Para Tuinkuru, qualquer lugar, era uma sala de aula. Até mesmo a beira de um lago, durante uma pescaria comunitária, servia como palco para ele disseminar o conhecimento tradicional yawanawa. Ainda jovem, aprendeu com seu tio que cada lugar da floresta tem um dono. Se o dono daquele lugar for uma pessoa boa, facilmente encontravam-se frutas, caças e madeiras. Porém, caso o dono fosse miserável, o lugar seria hostil e não produzia nada, pois ele não dava nada a ninguém.
Tuinkuru era um sábio, um filósofo da floresta, um líder, um visionário, que amava as pessoas incondicionalmente.
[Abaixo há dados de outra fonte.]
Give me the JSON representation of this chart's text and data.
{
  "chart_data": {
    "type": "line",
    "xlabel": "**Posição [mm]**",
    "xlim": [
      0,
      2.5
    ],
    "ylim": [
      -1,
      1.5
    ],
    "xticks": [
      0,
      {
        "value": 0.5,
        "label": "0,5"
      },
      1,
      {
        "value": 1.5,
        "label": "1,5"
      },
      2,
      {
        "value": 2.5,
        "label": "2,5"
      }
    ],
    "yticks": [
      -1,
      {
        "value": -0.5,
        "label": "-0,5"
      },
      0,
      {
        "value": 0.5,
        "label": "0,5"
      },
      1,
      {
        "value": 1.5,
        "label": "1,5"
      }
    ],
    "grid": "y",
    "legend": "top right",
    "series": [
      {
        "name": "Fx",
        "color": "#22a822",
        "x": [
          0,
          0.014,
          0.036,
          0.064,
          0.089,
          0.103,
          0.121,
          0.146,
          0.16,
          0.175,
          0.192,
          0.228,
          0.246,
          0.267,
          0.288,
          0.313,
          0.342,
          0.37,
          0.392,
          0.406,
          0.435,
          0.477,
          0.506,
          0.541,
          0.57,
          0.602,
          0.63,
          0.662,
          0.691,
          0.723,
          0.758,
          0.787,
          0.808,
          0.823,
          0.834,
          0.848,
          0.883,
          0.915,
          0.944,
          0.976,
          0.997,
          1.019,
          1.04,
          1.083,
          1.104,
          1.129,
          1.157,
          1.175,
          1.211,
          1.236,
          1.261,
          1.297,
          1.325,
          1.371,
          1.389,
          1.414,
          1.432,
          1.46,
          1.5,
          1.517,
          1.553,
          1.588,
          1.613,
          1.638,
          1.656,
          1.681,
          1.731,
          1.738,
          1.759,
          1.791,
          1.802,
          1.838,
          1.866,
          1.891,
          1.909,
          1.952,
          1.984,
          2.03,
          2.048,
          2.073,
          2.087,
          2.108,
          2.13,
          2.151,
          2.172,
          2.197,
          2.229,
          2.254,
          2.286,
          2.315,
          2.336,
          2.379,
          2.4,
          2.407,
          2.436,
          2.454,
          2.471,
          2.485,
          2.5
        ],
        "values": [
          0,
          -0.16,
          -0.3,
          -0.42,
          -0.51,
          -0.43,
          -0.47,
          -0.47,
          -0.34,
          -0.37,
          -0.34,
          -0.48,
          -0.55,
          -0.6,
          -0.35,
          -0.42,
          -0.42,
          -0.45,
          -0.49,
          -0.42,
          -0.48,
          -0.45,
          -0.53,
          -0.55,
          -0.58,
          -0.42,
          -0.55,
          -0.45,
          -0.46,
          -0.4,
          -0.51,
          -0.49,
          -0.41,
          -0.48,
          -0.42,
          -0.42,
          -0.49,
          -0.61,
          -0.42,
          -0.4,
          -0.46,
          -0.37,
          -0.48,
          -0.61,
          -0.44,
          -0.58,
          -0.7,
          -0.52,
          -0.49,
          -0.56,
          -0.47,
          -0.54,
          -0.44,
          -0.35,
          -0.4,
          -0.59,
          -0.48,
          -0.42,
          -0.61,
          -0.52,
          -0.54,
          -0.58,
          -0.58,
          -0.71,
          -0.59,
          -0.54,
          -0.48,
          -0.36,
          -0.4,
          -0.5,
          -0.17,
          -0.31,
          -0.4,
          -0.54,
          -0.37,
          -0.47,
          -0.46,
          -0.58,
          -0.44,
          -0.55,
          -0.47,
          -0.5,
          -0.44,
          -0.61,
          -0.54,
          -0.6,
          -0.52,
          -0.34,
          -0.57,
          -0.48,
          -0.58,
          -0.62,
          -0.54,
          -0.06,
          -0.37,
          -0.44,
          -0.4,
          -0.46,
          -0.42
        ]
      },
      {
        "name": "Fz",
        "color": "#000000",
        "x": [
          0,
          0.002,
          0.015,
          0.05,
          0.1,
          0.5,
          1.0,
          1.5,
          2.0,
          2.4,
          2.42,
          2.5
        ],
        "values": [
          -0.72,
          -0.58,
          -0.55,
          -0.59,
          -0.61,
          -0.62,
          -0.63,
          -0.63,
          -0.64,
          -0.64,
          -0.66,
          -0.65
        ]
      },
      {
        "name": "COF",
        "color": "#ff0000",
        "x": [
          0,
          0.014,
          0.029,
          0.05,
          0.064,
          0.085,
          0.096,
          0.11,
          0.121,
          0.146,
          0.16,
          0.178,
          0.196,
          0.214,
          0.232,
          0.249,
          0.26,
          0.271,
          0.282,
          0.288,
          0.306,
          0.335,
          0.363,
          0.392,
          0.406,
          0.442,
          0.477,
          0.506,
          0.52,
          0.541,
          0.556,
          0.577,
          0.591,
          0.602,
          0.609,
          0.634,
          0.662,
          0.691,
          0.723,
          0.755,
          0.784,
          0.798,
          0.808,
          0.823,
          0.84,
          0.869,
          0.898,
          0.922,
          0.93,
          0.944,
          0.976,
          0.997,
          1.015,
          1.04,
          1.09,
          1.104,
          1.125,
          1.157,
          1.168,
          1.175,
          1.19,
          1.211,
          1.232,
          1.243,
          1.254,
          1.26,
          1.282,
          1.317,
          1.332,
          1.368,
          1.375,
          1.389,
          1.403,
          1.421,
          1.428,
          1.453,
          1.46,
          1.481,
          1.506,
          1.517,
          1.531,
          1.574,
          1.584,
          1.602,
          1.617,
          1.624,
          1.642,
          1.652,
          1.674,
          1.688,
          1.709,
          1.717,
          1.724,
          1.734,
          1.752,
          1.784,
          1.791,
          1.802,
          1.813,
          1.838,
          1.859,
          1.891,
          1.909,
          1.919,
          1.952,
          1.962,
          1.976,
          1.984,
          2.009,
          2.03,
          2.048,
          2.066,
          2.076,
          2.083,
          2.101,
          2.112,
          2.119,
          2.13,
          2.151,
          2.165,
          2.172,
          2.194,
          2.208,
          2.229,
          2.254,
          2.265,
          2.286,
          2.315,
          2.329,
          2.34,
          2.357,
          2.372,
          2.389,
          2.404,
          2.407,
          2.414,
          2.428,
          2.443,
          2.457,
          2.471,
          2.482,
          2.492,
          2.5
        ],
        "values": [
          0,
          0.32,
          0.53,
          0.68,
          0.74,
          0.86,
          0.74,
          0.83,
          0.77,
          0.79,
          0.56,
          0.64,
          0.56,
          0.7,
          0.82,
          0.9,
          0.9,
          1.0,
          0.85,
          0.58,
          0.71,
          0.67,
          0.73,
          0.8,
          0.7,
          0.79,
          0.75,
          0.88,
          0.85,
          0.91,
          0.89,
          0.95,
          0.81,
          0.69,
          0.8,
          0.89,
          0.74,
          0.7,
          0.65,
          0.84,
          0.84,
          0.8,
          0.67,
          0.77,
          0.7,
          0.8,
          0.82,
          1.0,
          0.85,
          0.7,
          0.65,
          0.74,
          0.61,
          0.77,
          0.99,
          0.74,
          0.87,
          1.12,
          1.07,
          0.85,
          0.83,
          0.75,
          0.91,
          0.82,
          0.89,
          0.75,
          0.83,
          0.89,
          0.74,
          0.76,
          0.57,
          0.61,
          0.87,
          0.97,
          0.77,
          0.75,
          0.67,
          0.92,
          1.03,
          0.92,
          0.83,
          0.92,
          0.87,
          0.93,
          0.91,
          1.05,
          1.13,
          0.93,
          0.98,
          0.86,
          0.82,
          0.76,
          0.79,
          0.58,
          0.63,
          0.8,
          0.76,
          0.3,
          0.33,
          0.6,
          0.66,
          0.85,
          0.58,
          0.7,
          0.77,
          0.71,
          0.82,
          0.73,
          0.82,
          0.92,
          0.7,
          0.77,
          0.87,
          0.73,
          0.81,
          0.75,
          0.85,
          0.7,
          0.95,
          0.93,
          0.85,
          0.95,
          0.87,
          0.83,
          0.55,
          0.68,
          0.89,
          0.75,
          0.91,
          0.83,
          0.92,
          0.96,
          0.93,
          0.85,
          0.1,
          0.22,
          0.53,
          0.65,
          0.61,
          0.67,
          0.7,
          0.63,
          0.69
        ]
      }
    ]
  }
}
O seu grande conhecimento da cosmologia yawanawa era tão vasto que era capaz de explicar com detalhes e argumentação sobre qualquer tema e, depois de finalizar sua explicação, deixar qualquer pessoa com a sensação de ter tido uma grande lição de vida.
Foi um grande contador de historias, mas não contava apenas por contar. Ele enfatizava e buscava as ligações que a história tinha com o mundo em que vivemos, contava com a arte de contar. Mesmo que uma historia fosse aborrecida, ele a transformava numa história atrativa e doce aos ouvidos de quem tivesse ao seu redor.

Tuinkuru atuava, gesticulava e não deixava ninguém sair do círculo sem que tivesse entendido o moral da história que certamente lhe serviria algum dia na vida. Nunca passava despercebido. Sua notável presença se dava sempre pela forte liderança que sempre exerceu durante sua vida. Ele se dispôs a compartilhar seu conhecimento para essa grande celebração acontecer. Naquele tempo, os jovens yawanawa não conheciam como se fazia muitas de suas brincadeiras. Conheciam apenas poucos cantos. As pinturas faciais e corporais eram simples e pouco variadas.
Todo o povo se animou e, em poucas semanas, se organizou o I Festival de Manifestações e Tradições do Povo Yawanawa, que ocorreu em 2002, com o único propósito de ser uma festa da própria comunidade, onde se manifestariam as cerimônias, brincadeiras que não eram praticadas há muito tempo.
Foram cinco dias sem parar, dia e de noite, como uma programação organizada e dirigida pelo Tuin Kuru. Foi inesquecível o dia em que todas as mulheres, homens, velhos, crianças apareceram vestidos tradicionalmente, pintados, cantando como se fosse antes da chegada do homem branco.